Published: April 2nd 2013 by Headline

Goodreads summary: If fate sent you an email, would you answer? 

When teenage movie star Graham Larkin accidentally sends small town girl Ellie O'Neill an email about his pet pig, the two seventeen-year-olds strike up a witty and unforgettable correspondence, discussing everything under the sun, except for their names or backgrounds. 

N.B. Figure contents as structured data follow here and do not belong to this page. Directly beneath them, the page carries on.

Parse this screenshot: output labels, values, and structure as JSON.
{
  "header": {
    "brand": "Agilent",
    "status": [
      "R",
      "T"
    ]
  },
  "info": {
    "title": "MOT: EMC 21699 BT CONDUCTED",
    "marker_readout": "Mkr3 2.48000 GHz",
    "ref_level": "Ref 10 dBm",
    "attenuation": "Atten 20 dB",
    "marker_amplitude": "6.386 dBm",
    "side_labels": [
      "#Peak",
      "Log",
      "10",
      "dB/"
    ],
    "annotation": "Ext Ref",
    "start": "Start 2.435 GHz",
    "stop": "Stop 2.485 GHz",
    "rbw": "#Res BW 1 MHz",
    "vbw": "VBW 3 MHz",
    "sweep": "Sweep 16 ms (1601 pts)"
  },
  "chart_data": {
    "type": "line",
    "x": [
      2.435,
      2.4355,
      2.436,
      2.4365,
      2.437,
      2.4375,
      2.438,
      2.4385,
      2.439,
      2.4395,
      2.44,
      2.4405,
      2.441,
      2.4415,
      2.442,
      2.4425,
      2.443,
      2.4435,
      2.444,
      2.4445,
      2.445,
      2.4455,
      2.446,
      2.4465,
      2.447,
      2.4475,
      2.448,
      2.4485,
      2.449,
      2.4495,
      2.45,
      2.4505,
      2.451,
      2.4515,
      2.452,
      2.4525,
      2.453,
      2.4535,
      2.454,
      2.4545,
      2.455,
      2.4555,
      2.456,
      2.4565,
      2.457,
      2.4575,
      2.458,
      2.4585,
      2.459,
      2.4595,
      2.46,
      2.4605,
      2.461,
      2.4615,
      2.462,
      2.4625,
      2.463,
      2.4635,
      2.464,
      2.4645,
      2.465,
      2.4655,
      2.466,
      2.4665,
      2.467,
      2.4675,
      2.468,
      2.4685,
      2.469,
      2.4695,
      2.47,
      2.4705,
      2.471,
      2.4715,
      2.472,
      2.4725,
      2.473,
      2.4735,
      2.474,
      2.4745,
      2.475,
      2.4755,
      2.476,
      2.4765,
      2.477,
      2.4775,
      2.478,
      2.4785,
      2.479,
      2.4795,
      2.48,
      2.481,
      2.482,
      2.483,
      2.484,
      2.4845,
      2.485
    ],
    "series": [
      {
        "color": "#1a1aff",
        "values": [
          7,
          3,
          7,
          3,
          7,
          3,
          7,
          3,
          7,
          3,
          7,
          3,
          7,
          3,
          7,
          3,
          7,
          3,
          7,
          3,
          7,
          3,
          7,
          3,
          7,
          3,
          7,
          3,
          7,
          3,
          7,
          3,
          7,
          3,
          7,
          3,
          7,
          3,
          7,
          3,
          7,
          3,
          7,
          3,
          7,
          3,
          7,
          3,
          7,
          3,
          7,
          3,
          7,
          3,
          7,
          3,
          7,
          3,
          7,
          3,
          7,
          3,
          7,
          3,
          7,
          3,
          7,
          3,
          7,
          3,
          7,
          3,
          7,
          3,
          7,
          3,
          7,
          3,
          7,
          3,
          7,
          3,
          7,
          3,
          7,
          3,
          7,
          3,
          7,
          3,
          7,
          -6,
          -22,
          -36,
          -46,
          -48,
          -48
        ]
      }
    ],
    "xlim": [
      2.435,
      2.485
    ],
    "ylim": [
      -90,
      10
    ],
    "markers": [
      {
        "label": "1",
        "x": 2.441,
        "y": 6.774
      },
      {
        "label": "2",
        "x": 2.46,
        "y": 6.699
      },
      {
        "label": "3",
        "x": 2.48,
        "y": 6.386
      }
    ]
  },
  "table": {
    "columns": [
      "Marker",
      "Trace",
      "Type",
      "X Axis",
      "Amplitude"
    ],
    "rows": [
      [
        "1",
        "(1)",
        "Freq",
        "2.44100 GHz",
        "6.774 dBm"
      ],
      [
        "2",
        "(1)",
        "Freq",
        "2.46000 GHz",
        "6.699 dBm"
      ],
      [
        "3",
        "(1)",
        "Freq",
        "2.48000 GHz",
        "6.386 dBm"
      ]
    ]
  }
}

Then Graham finds out that Ellie's Maine hometown is the perfect location for his latest film, and he decides to take their relationship from online to in-person. But can a star as famous as Graham really start a relationship with an ordinary girl like Ellie? And why does Ellie want to avoid the media's spotlight at all costs.

REVIEW

For this book, the title won't play trick you. This is exactly what it is about: make the reader happy. This is the kind of book that reminded me why I love reading so much: because I want to have a smile on my face while I read, and to be happy that I read it. This is a cute contemporary, perfect for summer time, really.

I really liked the premise of this book, how it was just luck that made the two characters starting talking to each other. Both of them had their own personalities and their own secrets, they were very realistic. On one hand, Ellie has reasons of her own not to want to be in the spotlight, because of her past. I enjoyed that aspect of the story, because it made the book more important than the romance: family, but also friendship, are important, it's still sometimes ignored in YA. 

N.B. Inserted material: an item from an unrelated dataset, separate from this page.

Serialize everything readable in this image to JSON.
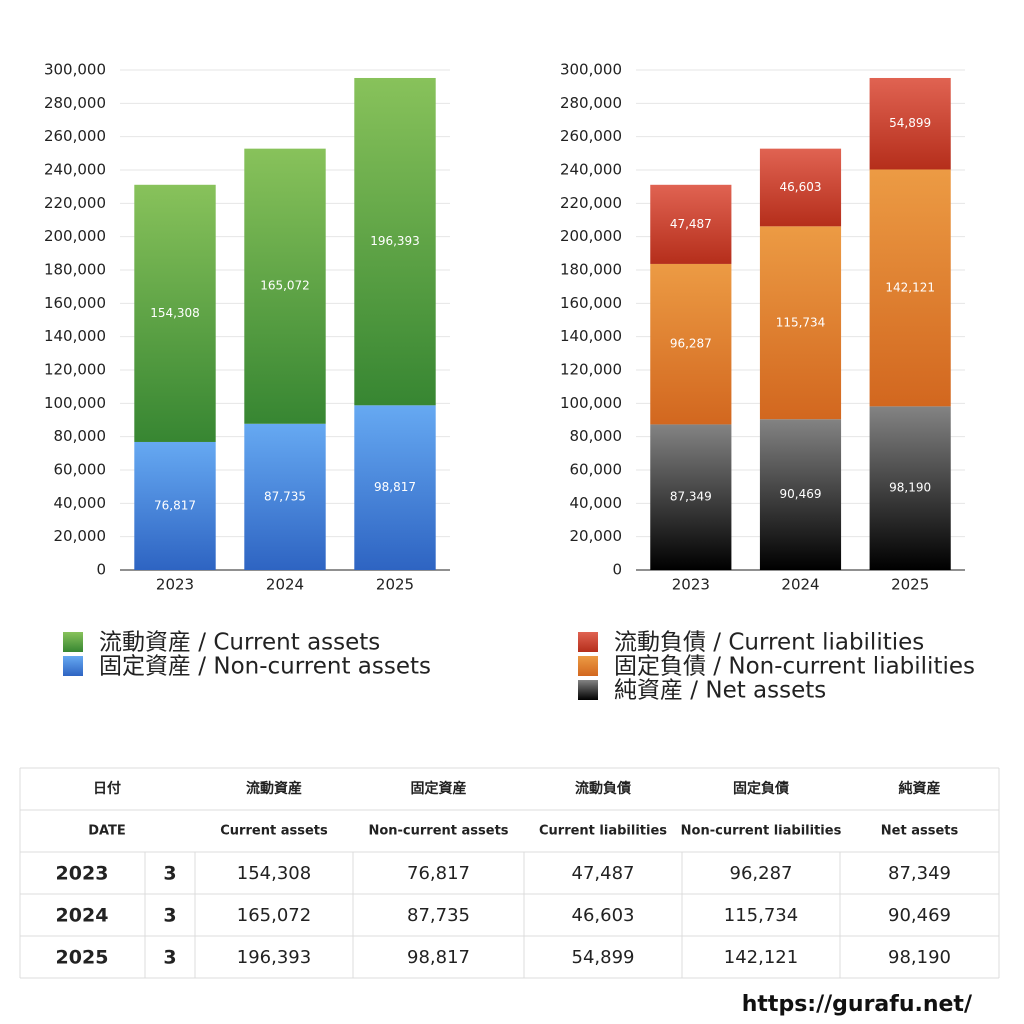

On the other hand, we saw Graham struggling with his celebrity (of course, it's a classic, but it's something I love reading about) and his ordinary life, like how to interact with his parents now that he lived alone at seventeen. The way Jennifer E. Smith talked about celebrity, with its scandals and everything else felt true. Honestly, I cried a little at the end, because it was so beautiful. 

Of course, some people will say this book was predictable and that the situation was a little unrealistic - which explains why it won't be a 5 stars book - but that's why we love to read that kind of book, don't we? Because it makes us happy and confident in ourselves in humanity.